Lawmakers could pass exemptions protecting a quasi-religious social organization such as the Catholic-based Knights of Columbus from having to rent its banquet facilities for a same-sex marriage reception, said Robin Fretwell Wilson, a law professor at the University of Illinois and an advocate for religious exemptions to same-sex marriage laws.

"To some extent the Knights of Columbus is a religious group (and) if you say we're going to treat every kind of membership hall as a public accommodation, you're putting them at risk (in) that if they won't yield on their religious conviction, they'd have to celebrate something they can't endorse," Wilson said.

She said it should be up to the legislatures to determine where to carve out protections for individuals, businesses and faith-based institutions that adhere to religious beliefs that prevent them from recognizing same-sex marriages.

The "worst (case) is to have to sue each other to define this," she said.

Some states have granted limited protections such as in Illinois, where religious-based schools like Wheaton College are exempt from equal housing for same-sex couples. Other states have shielded religious groups, like the Knights of Columbus, and sitting judges from performing gay marriages.

But same-sex marriage proponents vow to fight any exceptions for public facilities or services, whether owned by a religious institution or not.

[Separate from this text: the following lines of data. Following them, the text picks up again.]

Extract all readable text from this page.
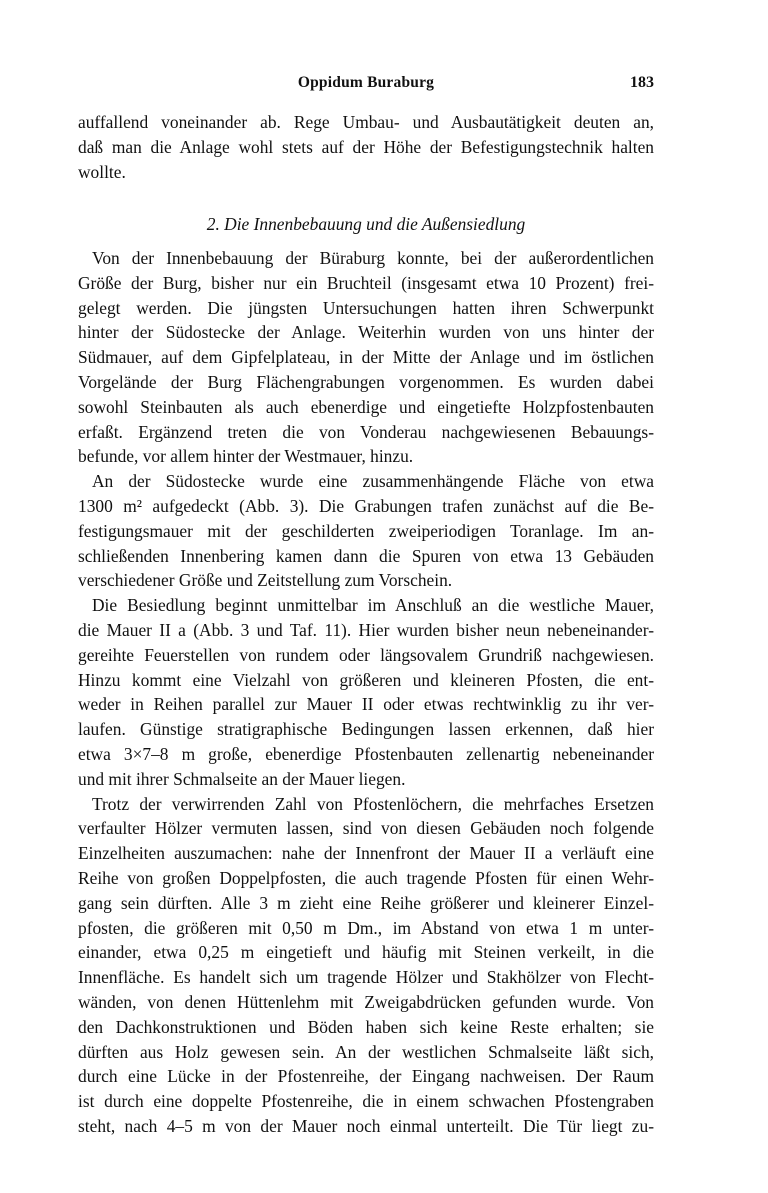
Oppidum Buraburg	183
auffallend voneinander ab. Rege Umbau- und Ausbautätigkeit deuten an,
daß man die Anlage wohl stets auf der Höhe der Befestigungstechnik halten
wollte.
2. Die Innenbebauung und die Außensiedlung
Von der Innenbebauung der Büraburg konnte, bei der außerordentlichen
Größe der Burg, bisher nur ein Bruchteil (insgesamt etwa 10 Prozent) frei-
gelegt werden. Die jüngsten Untersuchungen hatten ihren Schwerpunkt
hinter der Südostecke der Anlage. Weiterhin wurden von uns hinter der
Südmauer, auf dem Gipfelplateau, in der Mitte der Anlage und im östlichen
Vorgelände der Burg Flächengrabungen vorgenommen. Es wurden dabei
sowohl Steinbauten als auch ebenerdige und eingetiefte Holzpfostenbauten
erfaßt. Ergänzend treten die von Vonderau nachgewiesenen Bebauungs-
befunde, vor allem hinter der Westmauer, hinzu.
An der Südostecke wurde eine zusammenhängende Fläche von etwa
1300 m² aufgedeckt (Abb. 3). Die Grabungen trafen zunächst auf die Be-
festigungsmauer mit der geschilderten zweiperiodigen Toranlage. Im an-
schließenden Innenbering kamen dann die Spuren von etwa 13 Gebäuden
verschiedener Größe und Zeitstellung zum Vorschein.
Die Besiedlung beginnt unmittelbar im Anschluß an die westliche Mauer,
die Mauer II a (Abb. 3 und Taf. 11). Hier wurden bisher neun nebeneinander-
gereihte Feuerstellen von rundem oder längsovalem Grundriß nachgewiesen.
Hinzu kommt eine Vielzahl von größeren und kleineren Pfosten, die ent-
weder in Reihen parallel zur Mauer II oder etwas rechtwinklig zu ihr ver-
laufen. Günstige stratigraphische Bedingungen lassen erkennen, daß hier
etwa 3×7–8 m große, ebenerdige Pfostenbauten zellenartig nebeneinander
und mit ihrer Schmalseite an der Mauer liegen.
Trotz der verwirrenden Zahl von Pfostenlöchern, die mehrfaches Ersetzen
verfaulter Hölzer vermuten lassen, sind von diesen Gebäuden noch folgende
Einzelheiten auszumachen: nahe der Innenfront der Mauer II a verläuft eine
Reihe von großen Doppelpfosten, die auch tragende Pfosten für einen Wehr-
gang sein dürften. Alle 3 m zieht eine Reihe größerer und kleinerer Einzel-
pfosten, die größeren mit 0,50 m Dm., im Abstand von etwa 1 m unter-
einander, etwa 0,25 m eingetieft und häufig mit Steinen verkeilt, in die
Innenfläche. Es handelt sich um tragende Hölzer und Stakhölzer von Flecht-
wänden, von denen Hüttenlehm mit Zweigabdrücken gefunden wurde. Von
den Dachkonstruktionen und Böden haben sich keine Reste erhalten; sie
dürften aus Holz gewesen sein. An der westlichen Schmalseite läßt sich,
durch eine Lücke in der Pfostenreihe, der Eingang nachweisen. Der Raum
ist durch eine doppelte Pfostenreihe, die in einem schwachen Pfostengraben
steht, nach 4–5 m von der Mauer noch einmal unterteilt. Die Tür liegt zu-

"There is a problem when organizations want to have it both ways open to the public for a revenue stream, but asserted to be private (religiously private or otherwise) when it comes to rules that regulate commercial activity," said Jennifer C. Pizer, senior counsel and director of the Law and Policy Project at Lambda Legal in Los Angeles.

That goes for religiously affiliated social service agencies as well.

"Those services are offered pursuant to state licensure and professional ethics rules for protection of the public," she said. "If the state and/or profession includes nondiscrimination rules within the standards for those services, the religious organization has a choice: either offer licensed services to the public for a fee in conformity with the applicable standards, or dont offer them to the public."